Kami berpendapat bahwa siswa generasi ini membutuhkan rasa pesona kembali dalam hidup, kesadaran yang lebih dalam akan nilai alam dan seni, yang akan memungkinkan mereka untuk mengambil sikap reflektif ketika mereka melihat masalah-masalah lebih besar yang kita alami secara global. . Sebagai tanggapannya, selama beberapa tahun terakhir saya telah memasukkan proyek seniman sosial sebagai kegiatan akhir untuk siswa saya.

Kami menggunakan bacaan-bacaan yang berkaitan dengan budaya lambat dan gerakan lambat yang dimulai di Eropa, praktik kembali ke alam, tradisi lokal, dan produk pertanian dari lingkungan budaya seseorang, sebuah cara yang secara harafiah ‘memperlambat’ melawan gelombang konsumsi berkecepatan tinggi. . Hal yang paling menarik perhatian adalah bahwa budaya lambat bukanlah hal baru di Filipina, karena Filipina adalah negara agraris yang juga mengapresiasi kehidupan sederhana dan mendasar.

Kesederhanaan yang disengaja

Manfaat kesederhanaan sukarela adalah topik tematik lain yang kami diskusikan, melalui ceramah Charty Durant, “The Tyrrany of Trends”, yang mengkritik isu-isu ekologi dan ekonomi yang mengganggu industri fesyen, yang didikte oleh mesin media dalam skala global.

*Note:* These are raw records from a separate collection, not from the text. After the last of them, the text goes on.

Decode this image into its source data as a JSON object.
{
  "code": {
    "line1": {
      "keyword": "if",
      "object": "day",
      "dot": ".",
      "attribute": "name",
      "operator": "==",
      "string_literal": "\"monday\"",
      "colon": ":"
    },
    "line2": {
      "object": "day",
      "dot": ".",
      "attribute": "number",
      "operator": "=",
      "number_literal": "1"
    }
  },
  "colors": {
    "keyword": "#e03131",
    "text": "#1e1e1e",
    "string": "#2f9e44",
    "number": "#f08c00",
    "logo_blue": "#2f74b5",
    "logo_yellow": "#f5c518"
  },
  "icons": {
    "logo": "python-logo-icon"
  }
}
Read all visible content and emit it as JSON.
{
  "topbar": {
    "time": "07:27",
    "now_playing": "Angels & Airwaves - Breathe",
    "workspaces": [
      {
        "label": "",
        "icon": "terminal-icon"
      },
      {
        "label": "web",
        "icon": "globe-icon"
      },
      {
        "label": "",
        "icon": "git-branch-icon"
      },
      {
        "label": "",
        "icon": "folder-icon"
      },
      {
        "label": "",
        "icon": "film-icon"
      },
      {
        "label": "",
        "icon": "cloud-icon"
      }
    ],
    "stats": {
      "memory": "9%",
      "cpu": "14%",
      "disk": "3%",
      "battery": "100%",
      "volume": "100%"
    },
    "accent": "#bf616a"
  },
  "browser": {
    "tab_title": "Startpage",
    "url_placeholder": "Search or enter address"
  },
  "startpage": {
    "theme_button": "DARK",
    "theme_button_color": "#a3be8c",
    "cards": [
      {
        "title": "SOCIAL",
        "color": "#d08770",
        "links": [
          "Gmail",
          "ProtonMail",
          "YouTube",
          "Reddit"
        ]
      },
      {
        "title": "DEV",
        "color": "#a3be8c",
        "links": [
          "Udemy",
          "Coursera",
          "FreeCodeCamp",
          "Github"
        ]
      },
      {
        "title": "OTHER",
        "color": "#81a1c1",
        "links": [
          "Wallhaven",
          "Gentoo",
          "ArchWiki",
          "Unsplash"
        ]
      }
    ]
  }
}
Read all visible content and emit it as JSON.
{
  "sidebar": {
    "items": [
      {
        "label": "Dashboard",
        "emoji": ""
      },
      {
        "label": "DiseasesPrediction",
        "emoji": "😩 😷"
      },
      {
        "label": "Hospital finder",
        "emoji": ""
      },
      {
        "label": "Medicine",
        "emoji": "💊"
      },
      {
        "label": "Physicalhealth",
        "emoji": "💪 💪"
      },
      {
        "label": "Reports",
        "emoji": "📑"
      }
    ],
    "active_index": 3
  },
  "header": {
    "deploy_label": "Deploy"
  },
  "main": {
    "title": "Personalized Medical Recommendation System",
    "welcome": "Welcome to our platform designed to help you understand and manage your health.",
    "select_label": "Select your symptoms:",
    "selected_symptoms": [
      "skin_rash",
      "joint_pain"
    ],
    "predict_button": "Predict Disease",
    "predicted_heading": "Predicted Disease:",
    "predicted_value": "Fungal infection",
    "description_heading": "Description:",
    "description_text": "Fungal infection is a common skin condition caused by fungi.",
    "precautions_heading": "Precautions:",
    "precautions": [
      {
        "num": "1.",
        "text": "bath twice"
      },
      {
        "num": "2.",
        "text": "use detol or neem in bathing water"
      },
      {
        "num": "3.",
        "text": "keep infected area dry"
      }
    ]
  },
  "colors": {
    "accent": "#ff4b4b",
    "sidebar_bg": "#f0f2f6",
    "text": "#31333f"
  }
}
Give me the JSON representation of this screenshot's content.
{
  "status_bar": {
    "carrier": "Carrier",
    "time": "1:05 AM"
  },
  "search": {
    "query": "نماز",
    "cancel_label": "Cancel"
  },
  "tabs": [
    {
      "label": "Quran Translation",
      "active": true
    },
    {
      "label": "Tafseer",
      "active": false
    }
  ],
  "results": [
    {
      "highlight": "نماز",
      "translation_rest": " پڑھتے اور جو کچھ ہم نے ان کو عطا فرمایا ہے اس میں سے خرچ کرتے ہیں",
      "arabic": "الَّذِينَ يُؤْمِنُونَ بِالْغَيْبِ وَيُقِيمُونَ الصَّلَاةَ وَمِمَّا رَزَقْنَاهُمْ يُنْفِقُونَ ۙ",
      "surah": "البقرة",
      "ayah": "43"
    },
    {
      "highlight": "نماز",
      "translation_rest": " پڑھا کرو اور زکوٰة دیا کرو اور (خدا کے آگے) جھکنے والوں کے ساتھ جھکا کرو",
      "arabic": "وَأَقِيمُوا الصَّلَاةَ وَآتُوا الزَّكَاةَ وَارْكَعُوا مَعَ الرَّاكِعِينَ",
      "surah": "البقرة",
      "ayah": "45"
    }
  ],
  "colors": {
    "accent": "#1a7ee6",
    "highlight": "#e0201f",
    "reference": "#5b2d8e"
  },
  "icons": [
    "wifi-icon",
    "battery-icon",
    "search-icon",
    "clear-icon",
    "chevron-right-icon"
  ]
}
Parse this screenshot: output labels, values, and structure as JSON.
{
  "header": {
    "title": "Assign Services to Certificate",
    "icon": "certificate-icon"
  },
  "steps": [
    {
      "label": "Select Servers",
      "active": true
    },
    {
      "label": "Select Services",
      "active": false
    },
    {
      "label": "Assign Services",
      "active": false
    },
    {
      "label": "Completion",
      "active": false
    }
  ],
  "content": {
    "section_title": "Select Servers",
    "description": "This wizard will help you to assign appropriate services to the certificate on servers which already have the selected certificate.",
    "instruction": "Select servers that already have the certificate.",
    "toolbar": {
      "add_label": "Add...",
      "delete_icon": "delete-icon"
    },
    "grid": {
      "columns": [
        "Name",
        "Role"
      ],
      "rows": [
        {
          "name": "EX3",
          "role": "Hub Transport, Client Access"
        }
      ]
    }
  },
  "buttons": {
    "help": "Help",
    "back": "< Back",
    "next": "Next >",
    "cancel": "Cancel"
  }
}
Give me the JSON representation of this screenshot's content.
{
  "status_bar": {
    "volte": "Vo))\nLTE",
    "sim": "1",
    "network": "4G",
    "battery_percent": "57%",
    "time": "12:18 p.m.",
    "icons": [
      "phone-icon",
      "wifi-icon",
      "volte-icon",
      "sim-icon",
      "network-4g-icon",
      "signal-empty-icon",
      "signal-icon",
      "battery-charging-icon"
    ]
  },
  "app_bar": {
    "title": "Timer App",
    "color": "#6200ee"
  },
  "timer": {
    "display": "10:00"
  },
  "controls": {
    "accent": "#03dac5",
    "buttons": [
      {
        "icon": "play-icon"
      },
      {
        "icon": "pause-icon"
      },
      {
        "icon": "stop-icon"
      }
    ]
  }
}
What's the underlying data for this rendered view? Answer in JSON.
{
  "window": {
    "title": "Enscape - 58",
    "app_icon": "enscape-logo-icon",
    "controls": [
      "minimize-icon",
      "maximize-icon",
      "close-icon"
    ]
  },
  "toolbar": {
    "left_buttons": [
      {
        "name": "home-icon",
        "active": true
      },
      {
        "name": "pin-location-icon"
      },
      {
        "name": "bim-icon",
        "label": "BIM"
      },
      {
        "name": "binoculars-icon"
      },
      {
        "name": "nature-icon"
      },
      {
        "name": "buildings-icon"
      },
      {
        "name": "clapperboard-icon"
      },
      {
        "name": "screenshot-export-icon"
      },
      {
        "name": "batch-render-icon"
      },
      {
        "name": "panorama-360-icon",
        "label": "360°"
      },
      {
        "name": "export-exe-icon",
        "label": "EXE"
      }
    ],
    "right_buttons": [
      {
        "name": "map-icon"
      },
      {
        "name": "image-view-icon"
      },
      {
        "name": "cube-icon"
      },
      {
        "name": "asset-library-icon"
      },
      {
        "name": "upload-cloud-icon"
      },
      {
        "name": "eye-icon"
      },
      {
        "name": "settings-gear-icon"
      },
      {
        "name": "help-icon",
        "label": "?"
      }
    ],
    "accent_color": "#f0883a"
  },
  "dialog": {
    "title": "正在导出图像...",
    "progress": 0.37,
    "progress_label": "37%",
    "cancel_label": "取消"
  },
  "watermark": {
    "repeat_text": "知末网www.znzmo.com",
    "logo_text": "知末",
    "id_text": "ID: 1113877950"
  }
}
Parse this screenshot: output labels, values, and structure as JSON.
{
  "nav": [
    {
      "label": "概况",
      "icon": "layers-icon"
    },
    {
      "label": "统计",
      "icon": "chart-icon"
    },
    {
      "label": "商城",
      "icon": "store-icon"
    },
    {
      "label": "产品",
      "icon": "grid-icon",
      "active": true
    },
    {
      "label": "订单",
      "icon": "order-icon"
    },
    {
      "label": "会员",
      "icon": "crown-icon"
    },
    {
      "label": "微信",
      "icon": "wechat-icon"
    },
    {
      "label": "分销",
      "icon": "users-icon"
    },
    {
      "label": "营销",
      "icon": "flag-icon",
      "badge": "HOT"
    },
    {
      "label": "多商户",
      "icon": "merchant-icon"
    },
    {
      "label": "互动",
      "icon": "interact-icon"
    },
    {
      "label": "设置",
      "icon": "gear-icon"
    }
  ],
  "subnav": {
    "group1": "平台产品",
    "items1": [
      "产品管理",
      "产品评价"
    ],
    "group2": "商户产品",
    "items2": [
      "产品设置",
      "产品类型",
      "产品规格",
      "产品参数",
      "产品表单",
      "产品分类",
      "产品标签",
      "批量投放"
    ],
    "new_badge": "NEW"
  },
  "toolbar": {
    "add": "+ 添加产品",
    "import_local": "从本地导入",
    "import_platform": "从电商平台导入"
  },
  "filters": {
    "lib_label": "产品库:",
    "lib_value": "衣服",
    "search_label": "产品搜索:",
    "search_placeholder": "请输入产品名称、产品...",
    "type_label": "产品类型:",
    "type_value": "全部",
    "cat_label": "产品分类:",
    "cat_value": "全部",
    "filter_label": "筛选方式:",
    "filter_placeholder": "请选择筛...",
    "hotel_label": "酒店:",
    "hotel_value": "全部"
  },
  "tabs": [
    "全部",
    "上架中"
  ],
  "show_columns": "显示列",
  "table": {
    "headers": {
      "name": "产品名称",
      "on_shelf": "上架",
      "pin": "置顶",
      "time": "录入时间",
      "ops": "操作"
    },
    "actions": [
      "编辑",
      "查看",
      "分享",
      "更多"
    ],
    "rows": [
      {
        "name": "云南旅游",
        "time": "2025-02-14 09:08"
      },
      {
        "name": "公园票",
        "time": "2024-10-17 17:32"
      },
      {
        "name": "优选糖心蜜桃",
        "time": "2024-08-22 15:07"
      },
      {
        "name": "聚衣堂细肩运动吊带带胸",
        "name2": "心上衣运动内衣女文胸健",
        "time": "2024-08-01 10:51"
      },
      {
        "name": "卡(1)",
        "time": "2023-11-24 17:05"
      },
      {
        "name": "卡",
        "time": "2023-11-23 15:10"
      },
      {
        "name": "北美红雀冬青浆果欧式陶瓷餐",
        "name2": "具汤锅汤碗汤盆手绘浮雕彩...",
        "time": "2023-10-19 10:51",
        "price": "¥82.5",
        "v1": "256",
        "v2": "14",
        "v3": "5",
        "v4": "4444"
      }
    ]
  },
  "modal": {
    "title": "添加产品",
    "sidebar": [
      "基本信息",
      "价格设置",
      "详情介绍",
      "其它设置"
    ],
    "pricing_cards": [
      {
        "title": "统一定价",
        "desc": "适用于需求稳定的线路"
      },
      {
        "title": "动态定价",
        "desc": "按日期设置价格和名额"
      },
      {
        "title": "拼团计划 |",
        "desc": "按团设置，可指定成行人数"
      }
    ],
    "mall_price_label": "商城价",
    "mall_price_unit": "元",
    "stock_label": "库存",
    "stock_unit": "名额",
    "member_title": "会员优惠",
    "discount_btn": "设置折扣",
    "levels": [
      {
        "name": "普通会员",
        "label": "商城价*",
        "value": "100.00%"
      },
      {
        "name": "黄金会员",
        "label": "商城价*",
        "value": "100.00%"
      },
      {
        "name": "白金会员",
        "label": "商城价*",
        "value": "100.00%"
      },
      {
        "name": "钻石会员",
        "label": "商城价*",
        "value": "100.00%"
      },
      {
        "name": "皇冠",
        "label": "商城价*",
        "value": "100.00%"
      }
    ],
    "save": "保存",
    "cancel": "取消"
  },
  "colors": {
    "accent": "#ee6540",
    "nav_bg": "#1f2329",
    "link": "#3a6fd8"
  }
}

Kita juga menikmati manfaat dari kontemplasi yang tenang, pengalaman memperlambat waktu dan memiliki a bangun kehadiran terhadap kehadiran alam. Kami mengkaji Anthony Strano dan Thomas Moore tentang estetika spiritual dari roh yang diam; kesederhanaan estetika Wabi-Sabi Jepang; fotografi meditatif Machon; wawasan mendalam tentang kehidupan pembela lingkungan spiritual Satish Kumar. Selama ini kita belajar tentang bagaimana kita dapat merespons dunia dengan terlebih dahulu menjadi lebih sadar akan ekologi pikiran, perasaan, dan kebiasaan batin kita sendiri.

Area belajar kita bukan sekedar ruang kelas, namun “kehidupan” di luar ruangan. Menulis Haiku di tepi laguna; jalan-jalan yang damai dan reflektif di taman cekung Universitas Filipina (UP); dan permainan di luar ruangan serta piknik buah-buahan yang memungkinkan kita menghargai kehadiran ekologi dalam dan luar yang mempesona, menyadari bahwa kita tidak menambah bahaya pada dunia yang sudah sakit. Entah bagaimana, di era integrasi, kita akhirnya menyadari bahwa kita adalah kehadiran penyembuhan yang sama yang telah lama ingin dilihat, dirasakan, dan didengar oleh dunia.

Saya mengatakan ‘kami’ karena semua ajaran ini bermanfaat bagi saya dan juga bagi para siswa yang antusiasmenya yang tak terbatas telah mengobarkan harapan saya untuk masa depan dunia ini, bahkan di saat-saat yang paling berbahaya ini.

Karena krisis global yang kita hadapi memerlukan pikiran yang sejuk dan hati yang hangat yang tahu bagaimana mengambil tindakan yang penuh dengan semangat reflektif. – Rappler.com

Rina Angela Corpus adalah Asisten Profesor di Departemen Studi Seni, Universitas Filipina-Diliman. Departemennya memelopori diskusi tentang pengenalan mata kuliah seni dan ekologi. Minat penelitiannya meliputi tari, spiritualitas dan ekologi. Anda dapat mengunjungi refleksinya di Tarian Keheningan.